Import SRFI metadata into the Scheme API

https://docs.scheme.org/srfi/support/

MIT License

10 stars 2 forks source link

Machine readable dataset #56

Closed port19x closed 2 months ago

port19x commented 2 months ago

As an alternative/placeholder for #9, having a machine readable format be generated would help a lot. JSON seems like a good idea, but I'm not opposed to sexps, edn, xml, or whatever. This way I can write a layer 2 that uses the dataset directly, without resorting to error prone/brittle html parsing

lassik commented 2 months ago

IMHO the best default answer for schemedoc repos is to generate S-expressions, which are then turned into HTML and whatever else people need.

Currently the listings/*.sh shell scripts generate files into the data directory. The files contain lists of numbers.

lassik commented 2 months ago

A list of numbers parses as S-expressions, but is not very extensible.

I've been trying nudge most datasets I work on toward POSE, which is designed to be readable using the native read of most Lisp dialects.

lassik commented 2 months ago

A substantial example of POSE is the file from which the scheme.org DNS zon and front page are generated.
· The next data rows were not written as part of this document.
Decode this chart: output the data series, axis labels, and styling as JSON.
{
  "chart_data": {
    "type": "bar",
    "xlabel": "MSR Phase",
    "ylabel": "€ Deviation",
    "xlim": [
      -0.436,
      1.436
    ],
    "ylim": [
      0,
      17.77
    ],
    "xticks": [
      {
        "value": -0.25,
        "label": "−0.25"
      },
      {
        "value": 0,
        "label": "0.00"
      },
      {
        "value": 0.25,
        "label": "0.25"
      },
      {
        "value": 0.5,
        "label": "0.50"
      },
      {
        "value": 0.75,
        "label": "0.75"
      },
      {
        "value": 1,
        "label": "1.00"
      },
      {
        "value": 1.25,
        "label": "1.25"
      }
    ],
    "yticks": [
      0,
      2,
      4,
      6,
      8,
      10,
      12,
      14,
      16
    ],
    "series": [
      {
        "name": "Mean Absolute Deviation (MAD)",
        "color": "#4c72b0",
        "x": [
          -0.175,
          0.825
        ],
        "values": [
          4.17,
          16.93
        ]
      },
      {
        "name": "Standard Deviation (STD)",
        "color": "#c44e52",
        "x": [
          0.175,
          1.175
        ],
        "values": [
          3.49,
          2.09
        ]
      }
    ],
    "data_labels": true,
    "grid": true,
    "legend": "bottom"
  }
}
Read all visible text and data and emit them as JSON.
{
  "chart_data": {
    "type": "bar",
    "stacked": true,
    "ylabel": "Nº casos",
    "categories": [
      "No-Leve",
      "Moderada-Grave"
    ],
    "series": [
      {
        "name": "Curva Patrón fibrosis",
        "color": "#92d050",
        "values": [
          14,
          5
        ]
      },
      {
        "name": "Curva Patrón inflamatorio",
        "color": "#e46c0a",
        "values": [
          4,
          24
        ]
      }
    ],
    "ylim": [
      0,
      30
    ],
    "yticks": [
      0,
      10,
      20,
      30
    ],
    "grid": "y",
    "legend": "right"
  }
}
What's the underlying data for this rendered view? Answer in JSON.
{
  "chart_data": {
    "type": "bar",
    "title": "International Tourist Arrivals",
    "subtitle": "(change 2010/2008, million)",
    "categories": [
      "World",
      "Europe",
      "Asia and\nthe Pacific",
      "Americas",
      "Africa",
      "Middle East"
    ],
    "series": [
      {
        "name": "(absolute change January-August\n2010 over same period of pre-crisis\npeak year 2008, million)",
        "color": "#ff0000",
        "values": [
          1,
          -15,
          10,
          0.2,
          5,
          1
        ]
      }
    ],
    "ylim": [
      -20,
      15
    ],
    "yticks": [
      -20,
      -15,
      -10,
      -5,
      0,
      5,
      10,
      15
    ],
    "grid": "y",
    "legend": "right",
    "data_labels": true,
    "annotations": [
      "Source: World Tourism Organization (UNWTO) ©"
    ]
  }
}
port19x commented 2 months ago

I'm not sure I follow. Looking into the data directory of this repo, I only see a .gitkeep file.

You mean I can run the shell scripts to generate that data offline? Is that what is happening on the server of docs.scheme.org?

If so, would you be open to either providing a raw endpoint, or generating the data via github actions, possibly onto a separate branch as to not pollute things? That would be vaguely similar to github pages and could even be served through that

lassik commented 2 months ago

You mean I can run the shell scripts to generate that data offline?

Yes.

Is that what is happening on the server of docs.scheme.org?

No. Currently someone runs the scripts manually on his PC and then rsync's the result onto the server.

If so, would you be open to either providing a raw endpoint, or generating the data via github actions, possibly onto a separate branch as to not pollute things?

It would probably be simplest to commit the data files into the repo. What do you think?

port19x commented 2 months ago

It would probably be simplest to commit the data files into the repo

I agree, under the assumption that this data doesn't change more than once a week on average. Anything beyond that calls for automation.

relevant xkcd

lassik commented 2 months ago

@port19x Now the data files has been committed.